When we could find a new compound, single crystal preparation is very important for identifying the new compound, determining crystal structure and measuring physical properties. We have world top class techniques of growing single crystals of non-oxide refractory compounds like rare earth hexaborides, transition metal borides and carbides. Their melting temperatures are from 2500°C to higher than 3000°C.

Is it easy to grow single crystals of many new rare earth boron-rich borides found by us? We should investigate their phase relations. For example, YB₂₅ and YB₅₀, whose discovery triggered further searching work of rare earth boron-rich borides, decompose at high temperature without melting as shown in the Y-B binary phase diagram (below). In principle melt growth like floating zone (FZ) method cannot be applied to such decomposition compounds.

Single crystals of most of B₁₂ cluster boron-rich borides have been grown by high temperature metal solution growth method using Al, Cu and so on. However, the method could supply maximal several mm size crystals.

We looked for a breakthrough that makes it possible to grow single crystals of rare earth boron-rich borides by FZ method. The important point aimed at is a small difference between the decomposition temperature and the melting temperature. The difference is only 200°C for YB₂₅ and 250°C for YB₅₀, respectively. If we can reduce the melting temperature slightly, they may melt without decomposing. The solution is addition of Si that acts to reduce the melting temperature of borides. We tried the floating zone crystal growth of YB₂₅ and YB₅₀ by adding a small amount of Si.

The melting temperature of rare earth boron-rich borides is around 2000°C. RF induction heating is not suitable for them because they are semiconductors.

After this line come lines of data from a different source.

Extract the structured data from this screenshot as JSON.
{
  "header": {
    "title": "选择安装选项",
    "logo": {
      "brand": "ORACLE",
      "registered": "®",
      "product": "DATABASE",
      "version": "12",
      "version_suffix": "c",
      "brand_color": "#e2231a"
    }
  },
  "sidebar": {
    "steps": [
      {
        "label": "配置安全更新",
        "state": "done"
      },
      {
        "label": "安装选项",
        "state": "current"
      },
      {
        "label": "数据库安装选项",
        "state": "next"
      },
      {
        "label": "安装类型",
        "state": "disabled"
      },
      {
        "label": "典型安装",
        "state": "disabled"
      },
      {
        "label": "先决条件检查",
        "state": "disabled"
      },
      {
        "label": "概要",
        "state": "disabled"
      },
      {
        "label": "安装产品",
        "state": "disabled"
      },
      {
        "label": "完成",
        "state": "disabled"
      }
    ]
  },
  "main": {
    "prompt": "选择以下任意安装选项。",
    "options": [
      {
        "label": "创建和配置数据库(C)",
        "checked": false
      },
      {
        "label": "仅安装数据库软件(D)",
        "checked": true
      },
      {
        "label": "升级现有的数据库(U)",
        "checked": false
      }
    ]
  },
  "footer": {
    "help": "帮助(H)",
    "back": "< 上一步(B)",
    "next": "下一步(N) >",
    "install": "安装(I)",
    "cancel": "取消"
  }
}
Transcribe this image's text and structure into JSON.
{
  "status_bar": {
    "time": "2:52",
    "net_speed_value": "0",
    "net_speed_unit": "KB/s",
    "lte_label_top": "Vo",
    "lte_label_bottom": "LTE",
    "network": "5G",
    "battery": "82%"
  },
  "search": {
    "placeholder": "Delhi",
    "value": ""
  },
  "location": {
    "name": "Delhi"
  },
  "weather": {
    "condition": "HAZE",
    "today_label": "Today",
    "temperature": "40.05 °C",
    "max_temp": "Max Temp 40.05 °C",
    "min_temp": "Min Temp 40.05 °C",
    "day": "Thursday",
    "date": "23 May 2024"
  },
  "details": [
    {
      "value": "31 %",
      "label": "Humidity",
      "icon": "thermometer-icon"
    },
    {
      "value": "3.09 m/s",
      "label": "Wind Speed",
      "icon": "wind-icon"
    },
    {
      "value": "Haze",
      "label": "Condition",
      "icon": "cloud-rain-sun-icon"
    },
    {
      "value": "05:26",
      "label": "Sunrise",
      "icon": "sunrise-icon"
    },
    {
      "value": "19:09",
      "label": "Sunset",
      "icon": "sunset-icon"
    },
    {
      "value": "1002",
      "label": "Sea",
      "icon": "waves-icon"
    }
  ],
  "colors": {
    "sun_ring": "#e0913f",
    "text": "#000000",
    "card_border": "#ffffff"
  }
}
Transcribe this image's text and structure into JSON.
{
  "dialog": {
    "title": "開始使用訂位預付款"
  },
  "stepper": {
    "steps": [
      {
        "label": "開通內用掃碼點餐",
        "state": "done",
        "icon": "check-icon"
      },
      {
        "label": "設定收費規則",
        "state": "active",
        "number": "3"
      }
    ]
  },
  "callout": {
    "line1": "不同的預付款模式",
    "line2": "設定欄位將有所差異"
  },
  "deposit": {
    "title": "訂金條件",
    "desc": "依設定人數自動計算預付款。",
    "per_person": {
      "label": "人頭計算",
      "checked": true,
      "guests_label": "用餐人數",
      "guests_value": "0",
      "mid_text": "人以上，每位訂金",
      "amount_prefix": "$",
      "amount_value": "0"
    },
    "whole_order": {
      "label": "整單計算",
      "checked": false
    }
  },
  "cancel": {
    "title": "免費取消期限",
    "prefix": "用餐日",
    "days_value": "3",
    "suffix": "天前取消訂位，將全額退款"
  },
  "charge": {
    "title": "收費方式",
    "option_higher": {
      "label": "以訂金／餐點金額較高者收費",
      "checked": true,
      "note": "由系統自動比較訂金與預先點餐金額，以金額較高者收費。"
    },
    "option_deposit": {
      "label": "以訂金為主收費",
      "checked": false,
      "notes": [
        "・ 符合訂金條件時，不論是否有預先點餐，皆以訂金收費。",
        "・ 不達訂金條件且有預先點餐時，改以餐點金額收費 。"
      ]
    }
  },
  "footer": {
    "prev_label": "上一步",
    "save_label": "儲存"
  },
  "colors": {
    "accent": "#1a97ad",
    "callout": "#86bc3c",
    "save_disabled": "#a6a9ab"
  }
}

We are using an image furnace. A schematic drawing of FZ crystal growth using a 4 Xenon lamp-ellipsoidal mirror image furnace is shown below. 4 pairs of Xenon lamp-ellipsoidal mirror are diagonally arranged in order to uniform temperature along the circumference of the crystal. Raising the temperature at the focus point of the Xenon lamp image forms the molten zone. A raw rod is fed into the upper part of the molten zone and a single crystal growing from the bottom part of the molten zone is pulled downwards.

Now, by the Si addition FZ method we could grow a single crystal of YB₄₄Si_1.0 that belongs to the same structure type as YB₅₀. On the other hand, the YB₂₅ phase was eliminated by the Si addition. FZ single crystal growth of REB₅₀Si and ScB₁₉Si successfully followed to YB₅₀Si. A photograph of a grown ScB₁₉Si_y is shown. The last half part (right hand side) is a single crystal because a seed crystal was not used.

It is necessary to confirm that the grown YB₄₄Si_1.0 crystal really belongs to the same structure type as YB₅₀. Powder XRD pattern of the single crystal YB₄₄Si_1.0 is compared with that of YB₅₀. Both show the same pattern, which confirmed that they belong the same structure type.

In the ternary Sc-B-C system, the Si addition method could be applied to the ScB₁₅C_0.8 phase. The chemical composition ScB_12.7C_0.62Si_0.08 (measured by EPMA) of the grown crystal is different from that synthesized by solid-state reaction method. The crystal has a face centered cubic structure. It is interesting that two new phases whose chemical compositions are very close to that of the cubic phase were found during the crystal growth investigation. One whose chemical composition is ScB_11.7C_0.6Si_0.04 has a hexagonal crystal structure and another whose chemical composition is ScB_12.8C_0.7Si_0.004 has an orthorhombic crystal structure, respectively.

Although single crystals of the silicon-rich REB_17.6Si_4.6 phases could be grown from the Si flux using the high temperature solution growth method, the FZ single crystal growth was unsuccessful. It seems to be difficult to keep a chemical composition in the Si flux within such a narrow molten zone region.